Options Selection¶
This page explains how the system chooses which option contract to trade after a stock or ETF has already qualified. That matters because a good stock idea can still become a bad trade if the contract is too illiquid, too expensive, or too short-dated.
If you are new to options:
- Delta measures how much the option tends to move when the stock moves, and it is also used as a rough proxy for how likely the option is to finish in the money.
- DTE means Days to Expiration.
- Open interest (OI) is the number of open contracts.
- Bid/ask spread is the gap between what buyers are offering and sellers are asking.
See the Glossary for the fuller definitions.
Delta Targets by Plan¶
Different plans use different contracts because they are solving different problems. Short-dated intraday trades need leverage without too much time value. Multi-day swing trades need contracts that behave more like the stock and decay more slowly.
| Plan | Delta | DTE | Why |
|---|---|---|---|
| H | 0.43 | 3-5 days | Balance of leverage and time decay for intraday |
| M | 0.80 | 30-120 days | Deep ITM, minimal extrinsic, swing-friendly |
| C | 0.43 | 3-5 days | Same as Plan H, puts instead of calls |
| Alpha | 0.30 | 30-120 days | Cheap, gamma-rich, max diversification across signals |
Extrinsic value is the "time premium" in an option beyond its immediate intrinsic value.
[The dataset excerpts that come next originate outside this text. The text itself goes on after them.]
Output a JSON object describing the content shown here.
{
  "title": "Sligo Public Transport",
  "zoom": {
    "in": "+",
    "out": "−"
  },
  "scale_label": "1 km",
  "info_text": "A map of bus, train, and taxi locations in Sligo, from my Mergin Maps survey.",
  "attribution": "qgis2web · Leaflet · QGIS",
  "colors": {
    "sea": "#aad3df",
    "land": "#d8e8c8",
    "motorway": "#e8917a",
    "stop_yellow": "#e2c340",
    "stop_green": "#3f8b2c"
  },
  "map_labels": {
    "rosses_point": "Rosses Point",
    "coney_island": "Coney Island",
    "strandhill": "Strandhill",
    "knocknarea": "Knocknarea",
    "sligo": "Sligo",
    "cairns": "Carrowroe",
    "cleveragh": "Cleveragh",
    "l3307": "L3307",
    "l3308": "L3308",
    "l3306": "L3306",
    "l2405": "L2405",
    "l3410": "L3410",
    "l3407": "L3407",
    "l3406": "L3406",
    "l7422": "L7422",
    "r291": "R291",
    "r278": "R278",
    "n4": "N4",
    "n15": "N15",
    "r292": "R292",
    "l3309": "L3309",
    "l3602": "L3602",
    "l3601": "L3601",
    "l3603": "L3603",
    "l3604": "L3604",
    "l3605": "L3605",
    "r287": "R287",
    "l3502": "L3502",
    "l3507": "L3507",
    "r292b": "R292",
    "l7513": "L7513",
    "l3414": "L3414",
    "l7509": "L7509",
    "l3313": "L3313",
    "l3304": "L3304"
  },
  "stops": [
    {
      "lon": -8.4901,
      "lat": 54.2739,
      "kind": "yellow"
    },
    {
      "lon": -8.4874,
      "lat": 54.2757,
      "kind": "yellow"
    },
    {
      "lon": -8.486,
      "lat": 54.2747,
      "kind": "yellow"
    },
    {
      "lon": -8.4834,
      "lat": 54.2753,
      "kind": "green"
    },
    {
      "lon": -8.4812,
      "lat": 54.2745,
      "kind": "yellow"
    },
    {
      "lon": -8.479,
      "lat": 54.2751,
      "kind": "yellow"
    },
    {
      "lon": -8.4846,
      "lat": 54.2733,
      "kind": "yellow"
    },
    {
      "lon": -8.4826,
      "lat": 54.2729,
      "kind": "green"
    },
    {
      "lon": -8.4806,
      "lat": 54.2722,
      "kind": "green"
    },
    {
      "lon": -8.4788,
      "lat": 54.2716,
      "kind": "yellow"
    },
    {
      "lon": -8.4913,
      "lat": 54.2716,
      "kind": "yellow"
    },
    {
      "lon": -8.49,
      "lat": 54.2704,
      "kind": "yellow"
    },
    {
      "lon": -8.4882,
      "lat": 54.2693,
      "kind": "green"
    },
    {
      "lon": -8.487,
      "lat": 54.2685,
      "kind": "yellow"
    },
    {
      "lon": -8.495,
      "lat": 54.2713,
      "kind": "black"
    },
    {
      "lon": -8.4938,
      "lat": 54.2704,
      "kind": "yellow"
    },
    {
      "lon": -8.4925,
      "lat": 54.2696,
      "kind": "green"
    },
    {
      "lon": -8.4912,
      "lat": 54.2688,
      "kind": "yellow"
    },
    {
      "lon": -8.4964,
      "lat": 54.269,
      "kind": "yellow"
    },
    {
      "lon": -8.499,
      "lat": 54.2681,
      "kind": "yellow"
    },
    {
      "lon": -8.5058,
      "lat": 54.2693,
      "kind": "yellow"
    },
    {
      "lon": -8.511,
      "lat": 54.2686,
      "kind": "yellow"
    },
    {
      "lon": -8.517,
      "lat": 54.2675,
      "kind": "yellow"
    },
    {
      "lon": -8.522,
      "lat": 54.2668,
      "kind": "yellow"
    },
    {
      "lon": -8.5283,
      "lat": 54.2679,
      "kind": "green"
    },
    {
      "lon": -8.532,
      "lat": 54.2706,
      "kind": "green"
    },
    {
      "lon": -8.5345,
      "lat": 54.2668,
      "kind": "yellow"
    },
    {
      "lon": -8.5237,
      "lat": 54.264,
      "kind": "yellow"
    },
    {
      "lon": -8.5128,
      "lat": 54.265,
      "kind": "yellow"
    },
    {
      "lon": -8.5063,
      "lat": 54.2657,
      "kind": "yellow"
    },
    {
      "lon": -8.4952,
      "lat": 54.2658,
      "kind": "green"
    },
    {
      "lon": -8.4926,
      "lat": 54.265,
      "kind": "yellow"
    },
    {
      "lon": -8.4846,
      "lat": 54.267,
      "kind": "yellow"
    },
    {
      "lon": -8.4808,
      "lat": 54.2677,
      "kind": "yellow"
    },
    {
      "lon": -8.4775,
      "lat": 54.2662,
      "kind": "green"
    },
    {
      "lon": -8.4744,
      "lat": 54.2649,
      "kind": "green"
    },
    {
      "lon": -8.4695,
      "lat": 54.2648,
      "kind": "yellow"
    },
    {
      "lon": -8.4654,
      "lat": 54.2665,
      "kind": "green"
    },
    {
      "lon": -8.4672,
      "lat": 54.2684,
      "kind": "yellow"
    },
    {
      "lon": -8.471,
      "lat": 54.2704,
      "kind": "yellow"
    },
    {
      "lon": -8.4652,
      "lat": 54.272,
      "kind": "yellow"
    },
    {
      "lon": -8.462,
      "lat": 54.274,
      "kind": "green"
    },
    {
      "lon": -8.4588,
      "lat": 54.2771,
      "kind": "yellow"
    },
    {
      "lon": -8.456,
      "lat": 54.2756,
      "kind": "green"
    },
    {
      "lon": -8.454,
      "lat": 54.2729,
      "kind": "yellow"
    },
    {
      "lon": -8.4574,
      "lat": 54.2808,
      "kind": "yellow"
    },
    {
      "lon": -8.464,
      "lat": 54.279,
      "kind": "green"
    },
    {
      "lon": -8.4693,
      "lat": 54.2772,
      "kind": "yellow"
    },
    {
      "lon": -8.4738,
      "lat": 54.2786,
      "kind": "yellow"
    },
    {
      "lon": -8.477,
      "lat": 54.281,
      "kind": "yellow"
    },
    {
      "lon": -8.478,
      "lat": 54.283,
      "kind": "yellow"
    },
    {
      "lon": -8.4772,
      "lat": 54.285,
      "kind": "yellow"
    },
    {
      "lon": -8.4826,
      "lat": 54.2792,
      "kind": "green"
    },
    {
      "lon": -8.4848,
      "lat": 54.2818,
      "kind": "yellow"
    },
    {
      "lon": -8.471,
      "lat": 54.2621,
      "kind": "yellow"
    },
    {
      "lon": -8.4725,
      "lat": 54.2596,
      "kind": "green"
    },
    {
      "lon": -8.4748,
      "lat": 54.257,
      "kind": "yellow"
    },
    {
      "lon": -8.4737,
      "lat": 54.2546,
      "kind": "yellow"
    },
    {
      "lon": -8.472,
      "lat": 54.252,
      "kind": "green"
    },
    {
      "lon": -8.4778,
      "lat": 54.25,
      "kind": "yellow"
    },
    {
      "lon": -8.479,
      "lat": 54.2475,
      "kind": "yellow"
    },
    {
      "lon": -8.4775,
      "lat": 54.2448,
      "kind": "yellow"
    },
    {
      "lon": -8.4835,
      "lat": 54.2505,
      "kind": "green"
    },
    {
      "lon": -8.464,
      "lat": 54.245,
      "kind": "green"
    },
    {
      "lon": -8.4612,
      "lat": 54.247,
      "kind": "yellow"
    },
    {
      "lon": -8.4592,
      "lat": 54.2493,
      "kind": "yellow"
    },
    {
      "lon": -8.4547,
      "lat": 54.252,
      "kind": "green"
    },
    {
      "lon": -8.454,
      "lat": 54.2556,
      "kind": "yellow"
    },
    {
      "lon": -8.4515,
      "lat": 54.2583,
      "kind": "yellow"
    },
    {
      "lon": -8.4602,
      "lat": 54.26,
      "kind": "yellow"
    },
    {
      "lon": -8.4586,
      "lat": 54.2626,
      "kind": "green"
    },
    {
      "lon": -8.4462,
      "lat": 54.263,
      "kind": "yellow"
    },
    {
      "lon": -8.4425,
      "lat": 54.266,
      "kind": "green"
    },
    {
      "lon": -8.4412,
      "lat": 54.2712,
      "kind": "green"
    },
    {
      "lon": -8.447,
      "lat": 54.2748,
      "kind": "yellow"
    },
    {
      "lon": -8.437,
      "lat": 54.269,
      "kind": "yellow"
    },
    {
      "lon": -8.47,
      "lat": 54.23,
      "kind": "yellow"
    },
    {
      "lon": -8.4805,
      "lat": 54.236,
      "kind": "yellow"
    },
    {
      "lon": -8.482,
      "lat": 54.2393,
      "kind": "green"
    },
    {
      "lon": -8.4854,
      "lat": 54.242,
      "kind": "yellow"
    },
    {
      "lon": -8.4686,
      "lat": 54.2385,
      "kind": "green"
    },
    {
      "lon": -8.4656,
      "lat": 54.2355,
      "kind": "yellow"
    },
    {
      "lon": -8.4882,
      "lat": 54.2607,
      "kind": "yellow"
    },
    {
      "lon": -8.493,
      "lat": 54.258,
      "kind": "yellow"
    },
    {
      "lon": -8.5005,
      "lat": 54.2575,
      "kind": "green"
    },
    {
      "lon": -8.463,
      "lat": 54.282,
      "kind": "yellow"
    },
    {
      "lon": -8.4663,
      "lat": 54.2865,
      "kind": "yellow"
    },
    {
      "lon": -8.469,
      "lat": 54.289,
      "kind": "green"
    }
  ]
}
Lower extrinsic is usually better when the plan wants the contract to track the stock more directly.
Plan M Liquidity Screen¶
Plan M uses larger, longer-held positions, so contract quality matters a lot. The goal is to avoid getting trapped in wide spreads or thin open interest.
- Monthly contracts at least 30 DTE (go further out for liquidity)
- 200+ open interest at chosen strike AND all the way down
- 10% max bid/ask spread — (Ask - Bid) / Ask < 10%
- 30% absolute max extrinsic — goal is 20% or less
- Target 80 delta, adjust strike up/down to find liquidity
Plan Alpha Options¶
Plan Alpha wants cheaper upside exposure across multiple names during crashes, so it accepts lower delta than Plan M.
- Find expirations with 30-120 DTE
- Prioritize monthly (3rd Friday, day 15-21)
- Find all calls with delta in [0.20, 0.40]
- Sort by: closest to 0.30 delta, tightest spread, highest OI
- Spread must be <= 15%, OI >= 5x estimated volume
Strike Walking¶
Sometimes the "ideal" strike on paper is not actually tradable. Strike walking is the practical fallback.
When the target strike doesn't have liquidity:
- Check one strike closer to ATM
- Check one strike further OTM
- If neither passes liquidity, try next expiration date
- If no expiration works, skip the trade
ATM means at-the-money, or near the current stock price. OTM means out-of-the-money, farther away from the current price.
DTE and Delta are Hard Blocks
No valid contract = alert + skip. Never force a trade into an illiquid contract.